An update from James Preston Girard

Earlier this year I wrote about how much I loved James Preston Girard’s work, especially THE LATE MAN, which I consider to be one of the best crime novels I have ever read. And while I’d hoped that the piece would lead to the revelation of his recent whereabouts (as he hasn’t been heard of, publication-wise, since 2002’s SOME SURVIVE) I was nonetheless surprised to find a note from the author in my inbox the other day.

He’s kindly allowed me to post his update, which reveals what he’s been up to the last few years and debunks what may be the most common misconception about him: that he based his work around the crimes of BTK:

I’ve gotten somewhat disconnected from the world of publishing in recent years, and it’s always pleasant to discover that I (or at least the books) have not entirely vanished, after all.

I actually wrote a novel in between those two — a 600-page mystery (not suspense) novel that every editor in New York claimed to love, although they all rejected it because it was so different from TLM. SOME SURVIVE began as an expansion of one of the subplots in that book (which was entitled THE NATURAL FATHER), and evolved into a completely different novel, more in the vein of TLM. But editors were convinced that it was no more than a revision of the book they’d already rejected, so most of them didn’t read it. I think the editor who purchased it only did so because he wanted to market it as "by the author of THE LATE MAN." Once he read it (after buying it, I think) he asked for some revisions that he thought would make it more "cinematic." By the time those were done, he’d left editing to write his own book, and SOME SURVIVE was inherited by an editor who didn’t like it much (I think it offended her), and wound up being put out as a paperback, which meant it didn’t get reviewed.

Compared to publishing a hard-cover novel that is well-reviewed, publishing a paperback original is like dropping a pebble in the ocean. You don’t have the slightest idea what’s going on with it, whether people like it or not, whether anyone is even reading it. For that reason, just learning that someone has actually read SOME SURVIVE tends to please me more than praise of THE LATE MAN.

It seems to take me about four years to write a book. I had hoped that wouldn’t be true with a nonfiction book, but apparently it is. It’s just that the first couple of years are taken up by research instead of writing early drafts. I’m now actually writing the book (entitled ADAMS ROAD), and I’m hoping to be done with it soon because there’s a novel in my head that I want to get to. ADAMS ROAD, incidentally, is not going to be the usual sort of true-crime book. It’s more about the investigation and prosecution than the murder itself (which, in my opinion, remains something of a mystery.)

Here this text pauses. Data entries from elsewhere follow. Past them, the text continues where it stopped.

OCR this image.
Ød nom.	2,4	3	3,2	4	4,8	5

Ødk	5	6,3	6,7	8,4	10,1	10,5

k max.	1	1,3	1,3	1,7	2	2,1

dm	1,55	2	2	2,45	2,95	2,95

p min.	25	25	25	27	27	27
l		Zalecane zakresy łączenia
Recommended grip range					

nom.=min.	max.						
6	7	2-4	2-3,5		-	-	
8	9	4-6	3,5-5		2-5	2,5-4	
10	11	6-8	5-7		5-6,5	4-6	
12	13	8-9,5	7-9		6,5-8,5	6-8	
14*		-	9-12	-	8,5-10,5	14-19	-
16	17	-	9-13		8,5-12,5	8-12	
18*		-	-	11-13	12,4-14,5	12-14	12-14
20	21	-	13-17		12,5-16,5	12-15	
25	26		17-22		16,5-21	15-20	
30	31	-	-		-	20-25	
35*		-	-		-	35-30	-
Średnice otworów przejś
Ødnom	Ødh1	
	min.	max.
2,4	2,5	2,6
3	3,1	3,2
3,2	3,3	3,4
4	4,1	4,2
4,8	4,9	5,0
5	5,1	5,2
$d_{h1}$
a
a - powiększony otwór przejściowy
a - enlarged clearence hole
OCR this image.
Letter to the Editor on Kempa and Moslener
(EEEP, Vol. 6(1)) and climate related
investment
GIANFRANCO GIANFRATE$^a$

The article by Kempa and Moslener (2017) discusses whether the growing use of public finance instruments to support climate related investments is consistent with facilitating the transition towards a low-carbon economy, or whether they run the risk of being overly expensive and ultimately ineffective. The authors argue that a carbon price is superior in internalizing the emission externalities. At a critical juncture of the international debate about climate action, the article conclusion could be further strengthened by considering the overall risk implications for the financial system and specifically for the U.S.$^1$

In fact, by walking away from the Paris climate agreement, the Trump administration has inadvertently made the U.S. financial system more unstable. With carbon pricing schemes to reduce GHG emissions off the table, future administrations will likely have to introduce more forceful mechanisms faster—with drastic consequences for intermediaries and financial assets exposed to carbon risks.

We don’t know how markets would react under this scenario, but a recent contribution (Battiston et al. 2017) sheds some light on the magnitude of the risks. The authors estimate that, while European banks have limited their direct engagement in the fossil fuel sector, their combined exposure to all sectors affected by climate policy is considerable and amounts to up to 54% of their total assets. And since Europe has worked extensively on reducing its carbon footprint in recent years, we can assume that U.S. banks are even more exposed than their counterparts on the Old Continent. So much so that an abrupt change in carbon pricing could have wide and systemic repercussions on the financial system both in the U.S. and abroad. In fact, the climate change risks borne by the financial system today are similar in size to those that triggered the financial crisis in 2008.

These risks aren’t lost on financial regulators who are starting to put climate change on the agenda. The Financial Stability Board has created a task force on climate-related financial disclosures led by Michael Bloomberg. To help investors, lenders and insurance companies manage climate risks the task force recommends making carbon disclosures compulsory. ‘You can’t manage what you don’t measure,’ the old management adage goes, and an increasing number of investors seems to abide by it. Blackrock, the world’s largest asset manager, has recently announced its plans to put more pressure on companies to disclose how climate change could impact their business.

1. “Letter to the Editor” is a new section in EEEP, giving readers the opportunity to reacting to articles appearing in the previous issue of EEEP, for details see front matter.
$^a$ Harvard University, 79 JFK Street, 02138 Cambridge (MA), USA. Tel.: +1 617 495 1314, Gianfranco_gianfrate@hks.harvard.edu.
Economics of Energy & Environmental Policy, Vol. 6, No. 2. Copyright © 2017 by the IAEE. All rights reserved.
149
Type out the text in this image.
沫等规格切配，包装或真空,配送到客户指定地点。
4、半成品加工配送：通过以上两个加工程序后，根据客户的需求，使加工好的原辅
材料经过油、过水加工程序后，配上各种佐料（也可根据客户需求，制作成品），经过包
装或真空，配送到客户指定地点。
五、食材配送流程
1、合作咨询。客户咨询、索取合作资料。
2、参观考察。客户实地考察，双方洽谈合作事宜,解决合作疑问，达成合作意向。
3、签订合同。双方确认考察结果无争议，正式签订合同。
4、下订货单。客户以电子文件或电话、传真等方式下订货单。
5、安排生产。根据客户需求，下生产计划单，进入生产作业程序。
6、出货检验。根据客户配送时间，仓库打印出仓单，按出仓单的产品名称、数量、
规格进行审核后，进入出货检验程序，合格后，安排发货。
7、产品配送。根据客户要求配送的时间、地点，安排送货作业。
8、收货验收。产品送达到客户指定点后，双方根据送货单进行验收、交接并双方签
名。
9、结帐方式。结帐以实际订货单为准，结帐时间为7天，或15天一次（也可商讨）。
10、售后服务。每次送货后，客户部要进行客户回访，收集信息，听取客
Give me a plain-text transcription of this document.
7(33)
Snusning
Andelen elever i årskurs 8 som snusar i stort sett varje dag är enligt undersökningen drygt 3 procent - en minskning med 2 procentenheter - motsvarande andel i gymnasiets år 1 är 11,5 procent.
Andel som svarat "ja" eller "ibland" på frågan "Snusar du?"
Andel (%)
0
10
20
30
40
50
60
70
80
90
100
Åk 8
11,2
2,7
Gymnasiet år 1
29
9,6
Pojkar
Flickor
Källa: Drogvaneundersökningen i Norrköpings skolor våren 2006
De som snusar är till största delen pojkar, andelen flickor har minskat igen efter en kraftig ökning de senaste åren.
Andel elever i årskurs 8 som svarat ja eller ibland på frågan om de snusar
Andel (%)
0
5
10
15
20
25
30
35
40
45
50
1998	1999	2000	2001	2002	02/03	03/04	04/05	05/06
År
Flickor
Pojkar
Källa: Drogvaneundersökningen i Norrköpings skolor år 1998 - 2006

The notion that I was somehow involved in coverage of the BTK murders, and that they have some connection to THE LATE MAN, appears also to have a life of its own. I’ve been denying it ever since TLM was published, but even my friend Robert Beattie has repeated it, in his own recent book on BTK, NIGHTMARE IN WICHITA. The truth is that I was living in Lawrence, working as an academic editor and teaching freshman composition, during most of the time when the BTK murders were occurring.

I joined the Wichita Eagle as a copy editor (not a reporter) in early 1998, around the time the final murder occurred. The newspaper in TLM is not modeled on the Eagle but on the Topeka Daily Capital, where I’d worked for several years as a reporter in the late 60s. Even friends of mine on the Eagle, however, persist in trying to figure out which real people there were the models for characters in the novel. (The answer is none.)

If the murders in the book were based on anything real, it was on a series of murders in Michigan, back in the early 60s, which I had happened to read about. I did come to know some of the people who were involved in the BTK thing — reporters who covered it for the Eagle, obviously, but also Det. Ken Landwehr, who was in charge of the lengthy investigation. A lot of people in Wichita believe he was the model for L.J. Loomis, but I actually interviewed him after TLM was published, to find out what I had gotten wrong about actual police investigations.